言い方を変えると、「戦時の技術進化には、それなりの条件設定や、やり方があるんじゃないか」というのが今回のお題。


国運を賭した戦争のまっただ中、といえば、当節だと当然ながらウクライナの名前が挙がる。そこで外野から見ていると、「手持ちのリソースと技術を使って、現実的かつ迅速に実現すること」を最優先しているように見受けられる。

そりゃそうでしょう。どんな高性能の新兵器が実現するにしても、それが登場して戦力化するまでにモタモタしていたら、その間に負ける。スピードは大事。

技術者はつい、「エレガントなものを実現する」「スマートなものを実現する」「完璧なものを追求する」となりがちではないか。と書いたら偏見かしら。ただ、ことに国運を賭した大戦争の真っ最中だと、多少はダサくても目の前の問題解決に役立つことが優先される場合もある。

ついでに書くと、いつもいっているように「技術は手段であって目的ではない」から、技術的に優れているかどうかは、果たして本題なのか。目の前の問題解決が本筋で、いくら技術的に素晴らしかったとしても、戦力としての有用性に問題があれば意味が怪しくなる。生産性や整備性の話も同じ。そういうところをちゃんとマネージメントできる人がいないと、困ったことになる。

太平洋戦争がらみで、「いや技術的には優れていた」とか「理論的には傑出していた」とかいったところで、それは所詮、負け惜しみ。キツい言い方だけれども。

「目の前の問題解決に有用かどうか」という話になると、「一撃で戦局を大逆転できるような超兵器」を追求するのは問題があるんじゃないか。と思うこともある。よほどのことがなければ、そういうものは出てこないし、実現するとしても、ものすごいリソースをつぎ込まないといけない。マンハッタン計画みたいに。

だいたい、結果として「一発大逆転」になるならともかく、最初から「一発大逆転」を狙うと、往々にしてロクなことにならない。兵器でも作戦でもおんなじ。

そして、何か画期的な新兵器が出てきて敵軍を圧倒したとしても、それがずっと続くものではない。
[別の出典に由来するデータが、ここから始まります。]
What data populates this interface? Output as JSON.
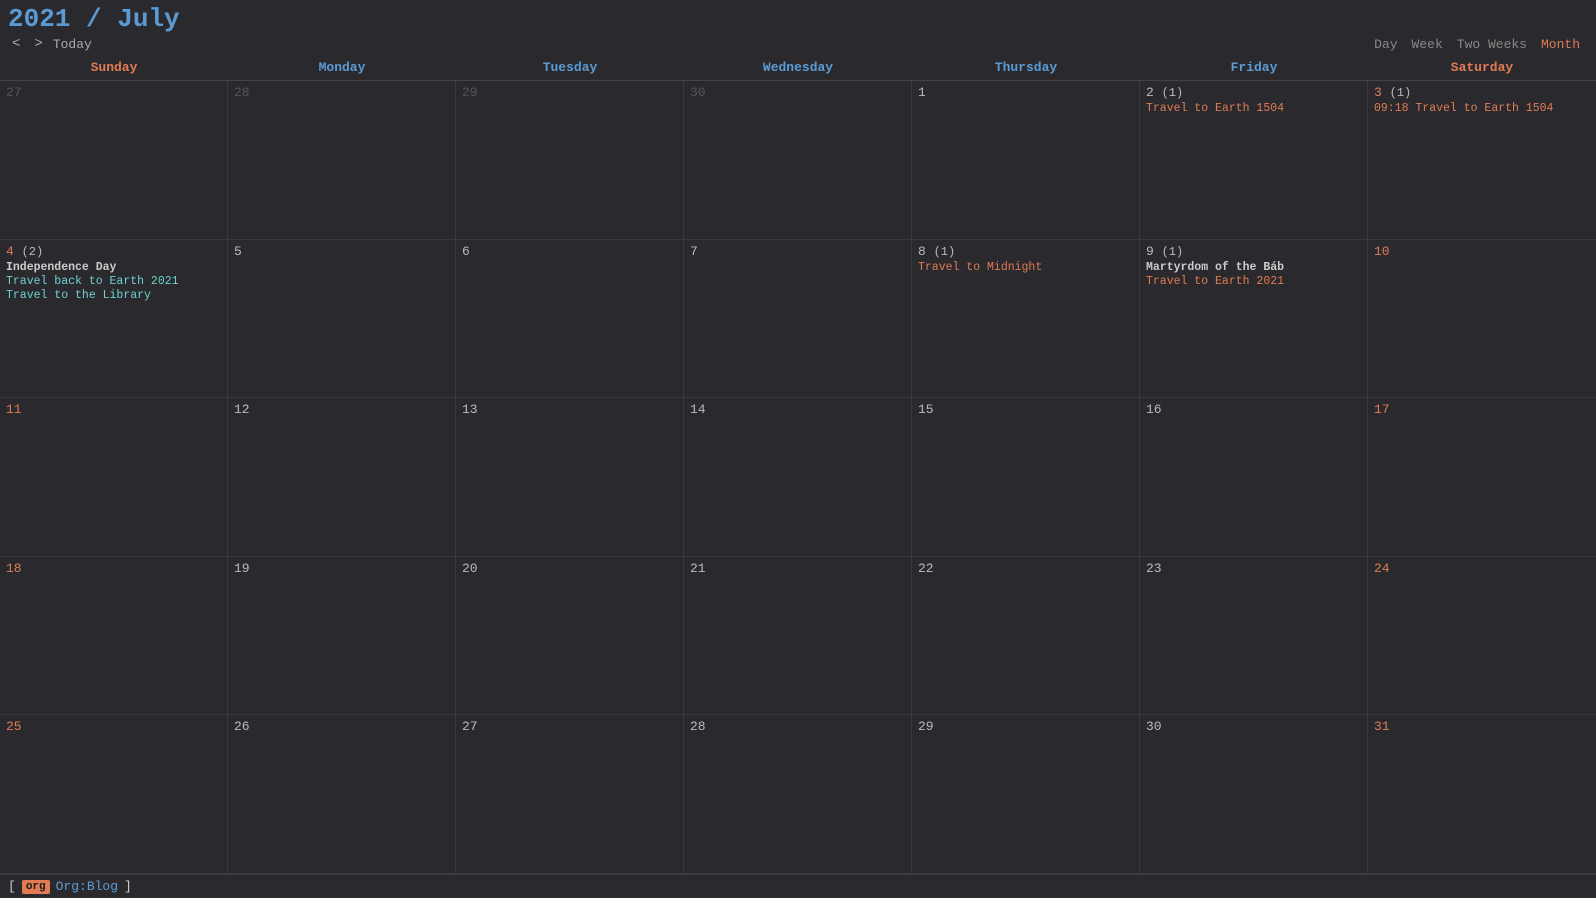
{
  "header": {
    "title": "2021 / July",
    "year": "2021",
    "slash": " / ",
    "month": "July",
    "nav": {
      "prev": "<",
      "next": ">",
      "today": "Today"
    },
    "views": [
      "Day",
      "Week",
      "Two Weeks",
      "Month"
    ],
    "active_view": "Month"
  },
  "day_headers": [
    {
      "label": "Sunday",
      "type": "weekend"
    },
    {
      "label": "Monday",
      "type": "weekday"
    },
    {
      "label": "Tuesday",
      "type": "weekday"
    },
    {
      "label": "Wednesday",
      "type": "weekday"
    },
    {
      "label": "Thursday",
      "type": "weekday"
    },
    {
      "label": "Friday",
      "type": "weekday"
    },
    {
      "label": "Saturday",
      "type": "weekend"
    }
  ],
  "weeks": [
    [
      {
        "day": "27",
        "other_month": true,
        "col": "sun"
      },
      {
        "day": "28",
        "other_month": true,
        "col": "mon"
      },
      {
        "day": "29",
        "other_month": true,
        "col": "tue"
      },
      {
        "day": "30",
        "other_month": true,
        "col": "wed"
      },
      {
        "day": "1",
        "col": "thu"
      },
      {
        "day": "2",
        "col": "fri",
        "badge": "(1)",
        "events": [
          {
            "text": "Travel to Earth 1504",
            "style": "orange"
          }
        ]
      },
      {
        "day": "3",
        "col": "sat",
        "badge": "(1)",
        "events": [
          {
            "text": "09:18 Travel to Earth 1504",
            "style": "orange"
          }
        ]
      }
    ],
    [
      {
        "day": "4",
        "col": "sun",
        "badge": "(2)",
        "events": [
          {
            "text": "Independence Day",
            "style": "bold"
          },
          {
            "text": "Travel back to Earth 2021",
            "style": "cyan"
          },
          {
            "text": "Travel to the Library",
            "style": "cyan"
          }
        ]
      },
      {
        "day": "5",
        "col": "mon"
      },
      {
        "day": "6",
        "col": "tue"
      },
      {
        "day": "7",
        "col": "wed"
      },
      {
        "day": "8",
        "col": "thu",
        "badge": "(1)",
        "events": [
          {
            "text": "Travel to Midnight",
            "style": "orange"
          }
        ]
      },
      {
        "day": "9",
        "col": "fri",
        "badge": "(1)",
        "events": [
          {
            "text": "Martyrdom of the Báb",
            "style": "bold"
          },
          {
            "text": "Travel to Earth 2021",
            "style": "orange"
          }
        ]
      },
      {
        "day": "10",
        "col": "sat"
      }
    ],
    [
      {
        "day": "11",
        "col": "sun"
      },
      {
        "day": "12",
        "col": "mon"
      },
      {
        "day": "13",
        "col": "tue"
      },
      {
        "day": "14",
        "col": "wed"
      },
      {
        "day": "15",
        "col": "thu"
      },
      {
        "day": "16",
        "col": "fri"
      },
      {
        "day": "17",
        "col": "sat"
      }
    ],
    [
      {
        "day": "18",
        "col": "sun"
      },
      {
        "day": "19",
        "col": "mon"
      },
      {
        "day": "20",
        "col": "tue"
      },
      {
        "day": "21",
        "col": "wed"
      },
      {
        "day": "22",
        "col": "thu"
      },
      {
        "day": "23",
        "col": "fri"
      },
      {
        "day": "24",
        "col": "sat"
      }
    ],
    [
      {
        "day": "25",
        "col": "sun"
      },
      {
        "day": "26",
        "col": "mon"
      },
      {
        "day": "27",
        "col": "tue"
      },
      {
        "day": "28",
        "col": "wed"
      },
      {
        "day": "29",
        "col": "thu"
      },
      {
        "day": "30",
        "col": "fri",
        "today": true
      },
      {
        "day": "31",
        "col": "sat"
      }
    ]
  ],
  "bottom_bar": {
    "tag": "org",
    "label": "Org:Blog"
  }
}
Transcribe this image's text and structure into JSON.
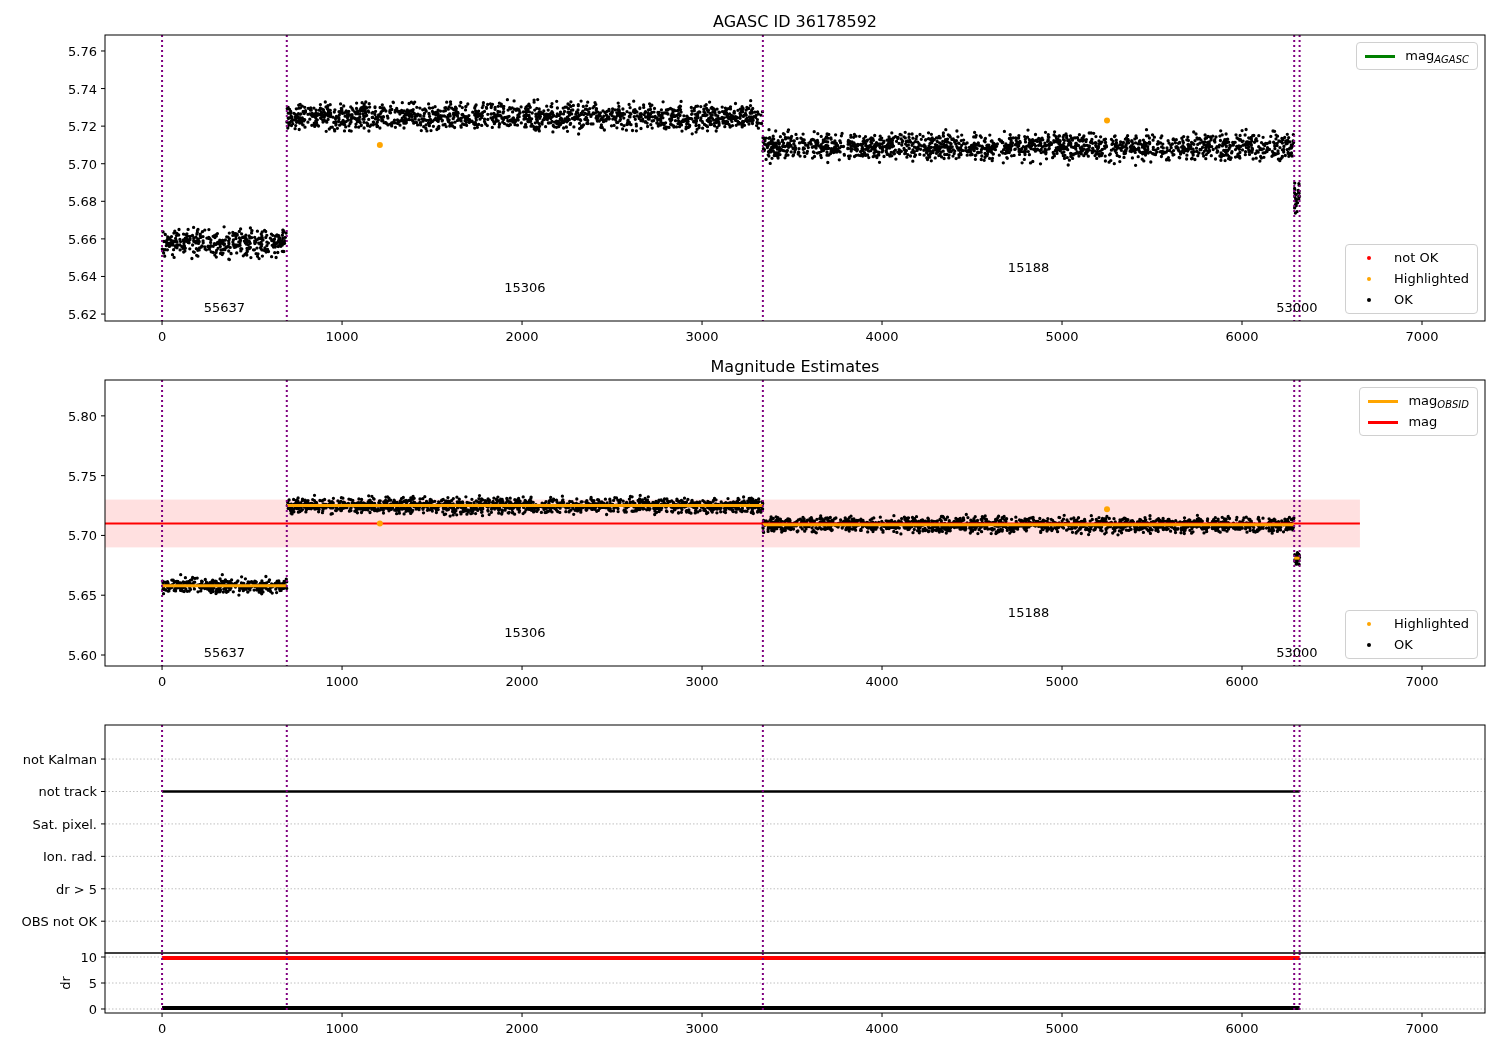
{
  "panels": [
    {
      "chart_data": {
        "type": "scatter",
        "title": "AGASC ID 36178592",
        "xlim": [
          -317,
          7350
        ],
        "ylim": [
          5.6163,
          5.7685
        ],
        "xticks": [
          0,
          1000,
          2000,
          3000,
          4000,
          5000,
          6000,
          7000
        ],
        "yticks": [
          {
            "value": 5.62,
            "label": "5.62"
          },
          {
            "value": 5.64,
            "label": "5.64"
          },
          {
            "value": 5.66,
            "label": "5.66"
          },
          {
            "value": 5.68,
            "label": "5.68"
          },
          {
            "value": 5.7,
            "label": "5.70"
          },
          {
            "value": 5.72,
            "label": "5.72"
          },
          {
            "value": 5.74,
            "label": "5.74"
          },
          {
            "value": 5.76,
            "label": "5.76"
          }
        ],
        "series": [
          {
            "color": "#ffa500",
            "x": [
              1210,
              5250
            ],
            "values": [
              5.71,
              5.723
            ]
          }
        ],
        "ref_lines": [
          {
            "axis": "x",
            "value": 0
          },
          {
            "axis": "x",
            "value": 693
          },
          {
            "axis": "x",
            "value": 3338
          },
          {
            "axis": "x",
            "value": 6290
          },
          {
            "axis": "x",
            "value": 6320
          }
        ],
        "annotations": [
          "55637",
          "15306",
          "15188",
          "53000"
        ]
      },
      "legends": [
        {
          "items": [
            {
              "kind": "line",
              "label": "mag$_{AGASC}$",
              "color": "#008000"
            }
          ]
        },
        {
          "items": [
            {
              "kind": "marker",
              "label": "not OK",
              "color": "#ff0000"
            },
            {
              "kind": "marker",
              "label": "Highlighted",
              "color": "#ffa500"
            },
            {
              "kind": "marker",
              "label": "OK",
              "color": "#000000"
            }
          ]
        }
      ]
    },
    {
      "chart_data": {
        "type": "scatter",
        "title": "Magnitude Estimates",
        "xlim": [
          -317,
          7350
        ],
        "ylim": [
          5.5908,
          5.83
        ],
        "xticks": [
          0,
          1000,
          2000,
          3000,
          4000,
          5000,
          6000,
          7000
        ],
        "yticks": [
          {
            "value": 5.6,
            "label": "5.60"
          },
          {
            "value": 5.65,
            "label": "5.65"
          },
          {
            "value": 5.7,
            "label": "5.70"
          },
          {
            "value": 5.75,
            "label": "5.75"
          },
          {
            "value": 5.8,
            "label": "5.80"
          }
        ],
        "bands": [
          {
            "axis": "y",
            "from": 5.69,
            "to": 5.73,
            "color": "#ffe0e0"
          }
        ],
        "series": [
          {
            "type": "line",
            "color": "#ff0000",
            "x": [
              -317,
              6655
            ],
            "values": [
              5.71,
              5.71
            ]
          },
          {
            "type": "line",
            "color": "#ffa500",
            "x": [
              0,
              693
            ],
            "values": [
              5.658,
              5.658
            ]
          },
          {
            "type": "line",
            "color": "#ffa500",
            "x": [
              693,
              3338
            ],
            "values": [
              5.725,
              5.725
            ]
          },
          {
            "type": "line",
            "color": "#ffa500",
            "x": [
              3338,
              6290
            ],
            "values": [
              5.709,
              5.709
            ]
          },
          {
            "type": "line",
            "color": "#ffa500",
            "x": [
              6290,
              6320
            ],
            "values": [
              5.681,
              5.681
            ]
          },
          {
            "color": "#ffa500",
            "x": [
              1210,
              5250
            ],
            "values": [
              5.71,
              5.722
            ]
          }
        ],
        "ref_lines": [
          {
            "axis": "x",
            "value": 0
          },
          {
            "axis": "x",
            "value": 693
          },
          {
            "axis": "x",
            "value": 3338
          },
          {
            "axis": "x",
            "value": 6290
          },
          {
            "axis": "x",
            "value": 6320
          }
        ],
        "annotations": [
          "55637",
          "15306",
          "15188",
          "53000"
        ]
      },
      "legends": [
        {
          "items": [
            {
              "kind": "line",
              "label": "mag$_{OBSID}$",
              "color": "#ffa500"
            },
            {
              "kind": "line",
              "label": "mag",
              "color": "#ff0000"
            }
          ]
        },
        {
          "items": [
            {
              "kind": "marker",
              "label": "Highlighted",
              "color": "#ffa500"
            },
            {
              "kind": "marker",
              "label": "OK",
              "color": "#000000"
            }
          ]
        }
      ]
    },
    {
      "flag_rows": [
        {
          "label": "not Kalman",
          "flagged": false
        },
        {
          "label": "not track",
          "flagged": true
        },
        {
          "label": "Sat. pixel.",
          "flagged": false
        },
        {
          "label": "Ion. rad.",
          "flagged": false
        },
        {
          "label": "dr > 5",
          "flagged": false
        },
        {
          "label": "OBS not OK",
          "flagged": false
        }
      ]
    },
    {
      "chart_data": {
        "type": "line",
        "grid": true,
        "ylabel": "dr",
        "xlim": [
          -317,
          7350
        ],
        "ylim": [
          -0.77,
          10.77
        ],
        "xticks": [
          0,
          1000,
          2000,
          3000,
          4000,
          5000,
          6000,
          7000
        ],
        "yticks": [
          0,
          5,
          10
        ],
        "series": [
          {
            "color": "#ff0000",
            "x": [
              0,
              6320
            ],
            "values": [
              9.8,
              9.8
            ]
          },
          {
            "color": "#000000",
            "x": [
              0,
              6320
            ],
            "values": [
              0.2,
              0.2
            ]
          }
        ],
        "ref_lines": [
          {
            "axis": "x",
            "value": 0
          },
          {
            "axis": "x",
            "value": 693
          },
          {
            "axis": "x",
            "value": 3338
          },
          {
            "axis": "x",
            "value": 6290
          },
          {
            "axis": "x",
            "value": 6320
          }
        ]
      }
    }
  ]
}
これは歴史が証明していることで、どんな新兵器でもいずれ、何かしらの対抗手段が出てくる。だから、常にその場その場の状況に合わせた、最善の打ち手を考えないといけないし、それができる方が強い。

現にウクライナ情勢を横目で見ていると、何か新兵器が投入されては、野次馬から「ゲームチェンジャー」と持て囃されて、そのうち対抗策が出てきて有用性が低下することの繰り返し。ゲームチェンジャーという語の、大安売りと使い捨ても甚だしい。

戦術でも装備でも何でも、何か大成功を収めて、それが不可侵の教典になってしまうようでは先が思いやられる。前に自著で書いた話だけれども、成功の虜囚になると失敗への道。敗北への道は往々にして、緒戦の劇的な大成功で舗装されている。


そうなると、有事において平時と同じ思考法、平時と同じ手続きで物事を進めようとするようでは、そもそもの気構えとして駄目ではないか。前例踏襲・前動続行ばかりでは、いずれ手の内を読まれて酷い目に遭う。これ、武力紛争の話だけとは限らない。

逆に、平時にはドンくさそうに見えていたのが、有事になったらガラリと変わる… そういう相手は手強い。対して、有事でも平時と同じ思考、同じ手法、同じ人事でやっているようなら、与しやすくなる。相手の動きが読みやすくなるし、そもそも機敏さを欠くことになるから。

装備がらみの RDT&E の分野でも、同じように「機敏さ」が求められるだろうし、果たして我々はそれができるのか。有事だけでなく平時でも (特に片足を有事に突っ込みかけているような平時には)、同じように機敏さが求められるであろうし。